Fact Check

Old video shows attack on Botswana minister’s car, not a robbery in Nigeria

Copyright © AFP 2017-2024. All rights reserved.

As Abuja experienced an upsurge in violent crimes in recent months, a social media account claimed that a video showed a robbery at a traffic stop in Nigeria’s capital city. But the claim is false: AFP Fact Check found that the video had been online since February 2022 and was of an attack on Botswana’s health minister Edwin Dikoloti.

“This happened at a traffic light somewhere in Abuja,” reads a Facebook post published on April 26, 2024.

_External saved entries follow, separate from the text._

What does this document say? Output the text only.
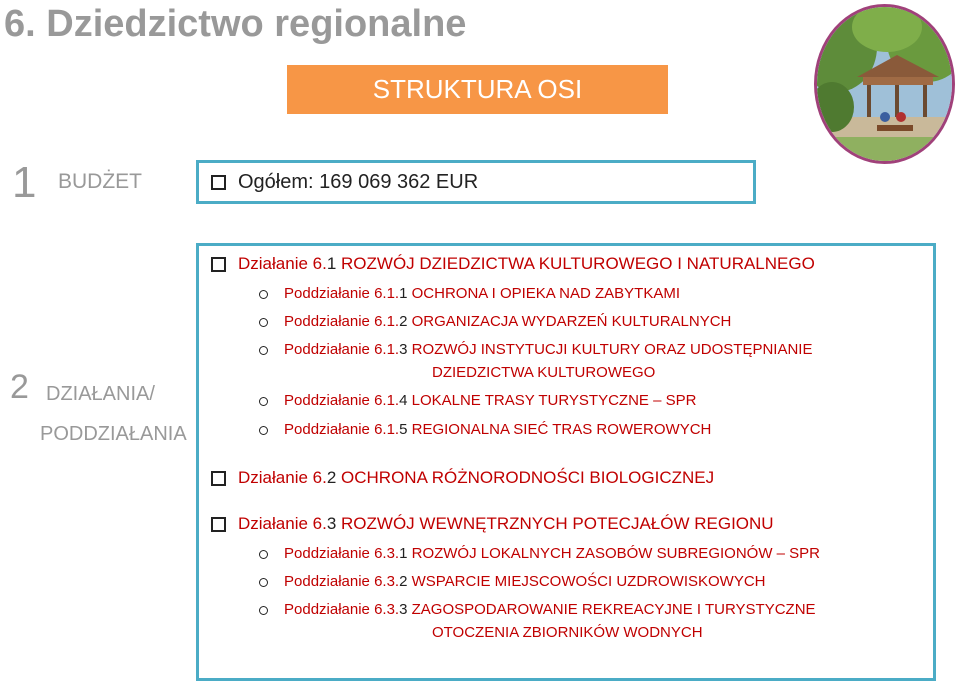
6. Dziedzictwo regionalne
STRUKTURA OSI
1 BUDŻET	Ogółem: 169 069 362 EUR
2 DZIAŁANIA/
PODDZIAŁANIA
Działanie 6. 1 ROZWÓJ DZIEDZICTWA KULTUROWEGO I NATURALNEGO
Poddziałanie 6.1. 1
OCHRONA I OPIEKA NAD ZABYTKAMI
Poddziałanie 6.1. 2
ORGANIZACJA WYDARZEŃ KULTURALNYCH
Poddziałanie 6.1. 3
ROZWÓJ INSTYTUCJI KULTURY ORAZ UDOSTĘPNIANIE
DZIEDZICTWA KULTUROWEGO
Poddziałanie 6.1. 4
LOKALNE TRASY TURYSTYCZNE – SPR
Poddziałanie 6.1. 5
REGIONALNA SIEĆ TRAS ROWEROWYCH
Działanie 6. 2 OCHRONA RÓŻNORODNOŚCI BIOLOGICZNEJ
Działanie 6. 3 ROZWÓJ WEWNĘTRZNYCH POTECJAŁÓW REGIONU
Poddziałanie 6.3. 1
ROZWÓJ LOKALNYCH ZASOBÓW SUBREGIONÓW – SPR
Poddziałanie 6.3. 2
WSPARCIE MIEJSCOWOŚCI UZDROWISKOWYCH
Poddziałanie 6.3. 3
ZAGOSPODAROWANIE REKREACYJNE I TURYSTYCZNE
OTOCZENIA ZBIORNIKÓW WODNYCH
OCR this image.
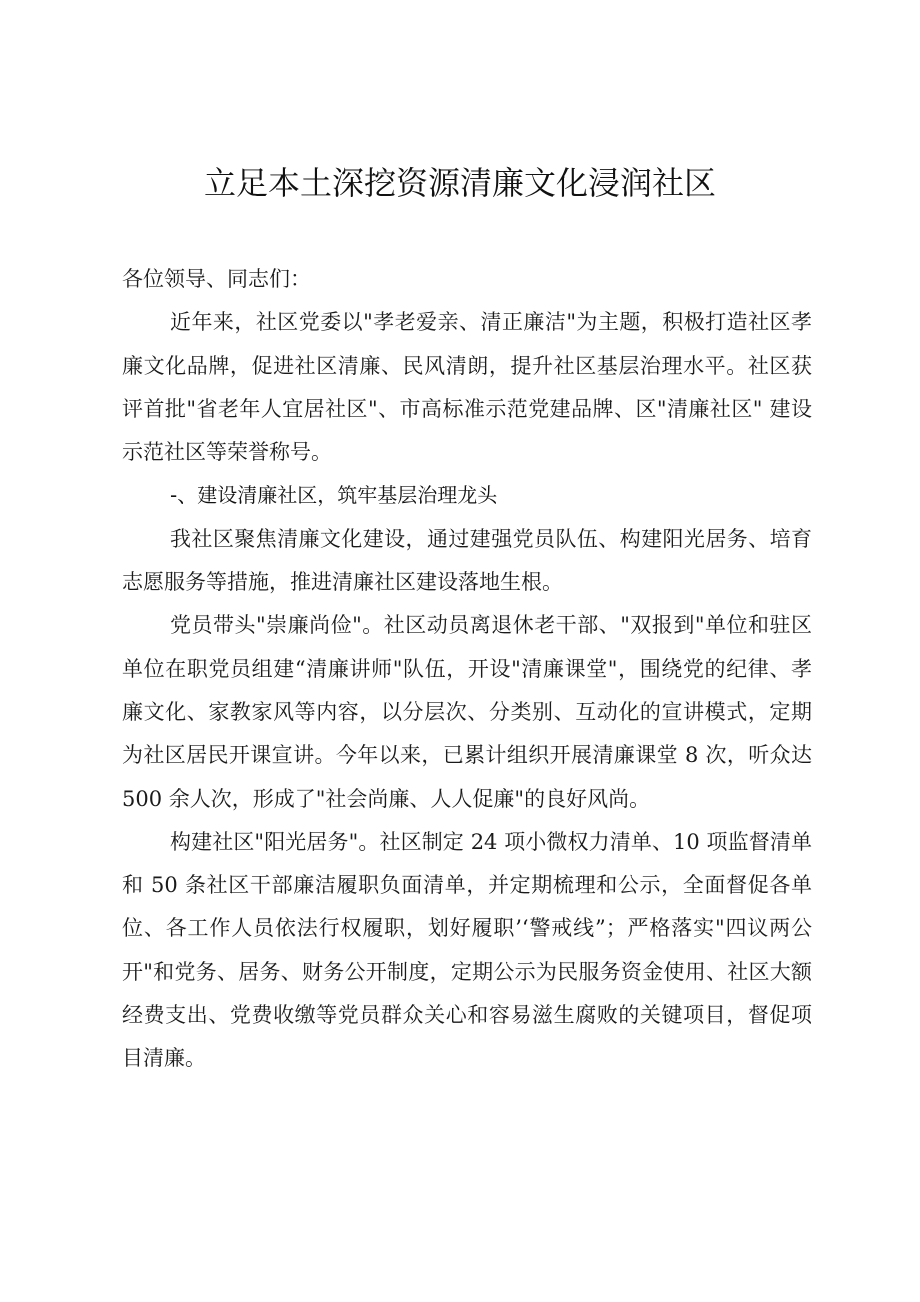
立足本土深挖资源清廉文化浸润社区

各位领导、同志们：

近年来，社区党委以"孝老爱亲、清正廉洁"为主题，积极打造社区孝廉文化品牌，促进社区清廉、民风清朗，提升社区基层治理水平。社区获评首批"省老年人宜居社区"、市高标准示范党建品牌、区"清廉社区" 建设示范社区等荣誉称号。

-、建设清廉社区，筑牢基层治理龙头

我社区聚焦清廉文化建设，通过建强党员队伍、构建阳光居务、培育志愿服务等措施，推进清廉社区建设落地生根。

党员带头"崇廉尚俭"。社区动员离退休老干部、"双报到"单位和驻区单位在职党员组建“清廉讲师"队伍，开设"清廉课堂"，围绕党的纪律、孝廉文化、家教家风等内容，以分层次、分类别、互动化的宣讲模式，定期为社区居民开课宣讲。今年以来，已累计组织开展清廉课堂 8 次，听众达 500 余人次，形成了"社会尚廉、人人促廉"的良好风尚。

构建社区"阳光居务"。社区制定 24 项小微权力清单、10 项监督清单和 50 条社区干部廉洁履职负面清单，并定期梳理和公示，全面督促各单位、各工作人员依法行权履职，划好履职’‘警戒线”；严格落实"四议两公开"和党务、居务、财务公开制度，定期公示为民服务资金使用、社区大额经费支出、党费收缴等党员群众关心和容易滋生腐败的关键项目，督促项目清廉。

A screenshot shows the false claim, taken on May 6, 2024

Viewed more than 400,000 times, the post features a 55-second video that shows five men emerging from a roadside thicket at night to attack cars waiting in traffic. One of the cars was a red four-door sedan while another looked like a dark-coloured SUV.

The video has been linked to other countries, including South Africa, where it was published on X on April 22, 2024.

Both claims, however, are false.

Old video from Botswana

To verify the claim, AFP Fact Check took a screenshot of the clip in the posts and carried out a reverse image search.

We found that a Botswanan news outlet, Mmegi Online, published a longer version of the video on its YouTube channel on February 11, 2022 (archived here).

The caption explained that the video showed “thugs in Gaborone” attacking “motorists”.

In an article published on its website days later, the outlet reported that Botswana’s health minister Edwin Dikoloti was among those whose car was targeted by the thieves (archived here).

Botswana’s health ministry confirmed the attack in a Facebook post on February 13, 2022 (archived here). It said Dikoloti was “stable and doing all his normal duties as always”.

Moreover, Nigeria changed to right-hand driving in 1972, but the cars in the clip appear to be on the left side of the road, which is the correct driving lane in Botswana (archived here).

Violent crimes in Abuja

Abuja has seen an uptick in violent crimes, including kidnapping and robbery, since the beginning of the year (archived here).

A local newspaper reported that residents blocked a major highway to protest rising cases of kidnapping (archived here).

The report also blamed a shortage of bus parks and the proliferation of unlicensed taxis for the rise in highway robberies.

Another local newspaper reported on May 8, 2024, that about 13 villagers just outside the city were kidnapped days earlier after a short lull in criminal activity (archived here).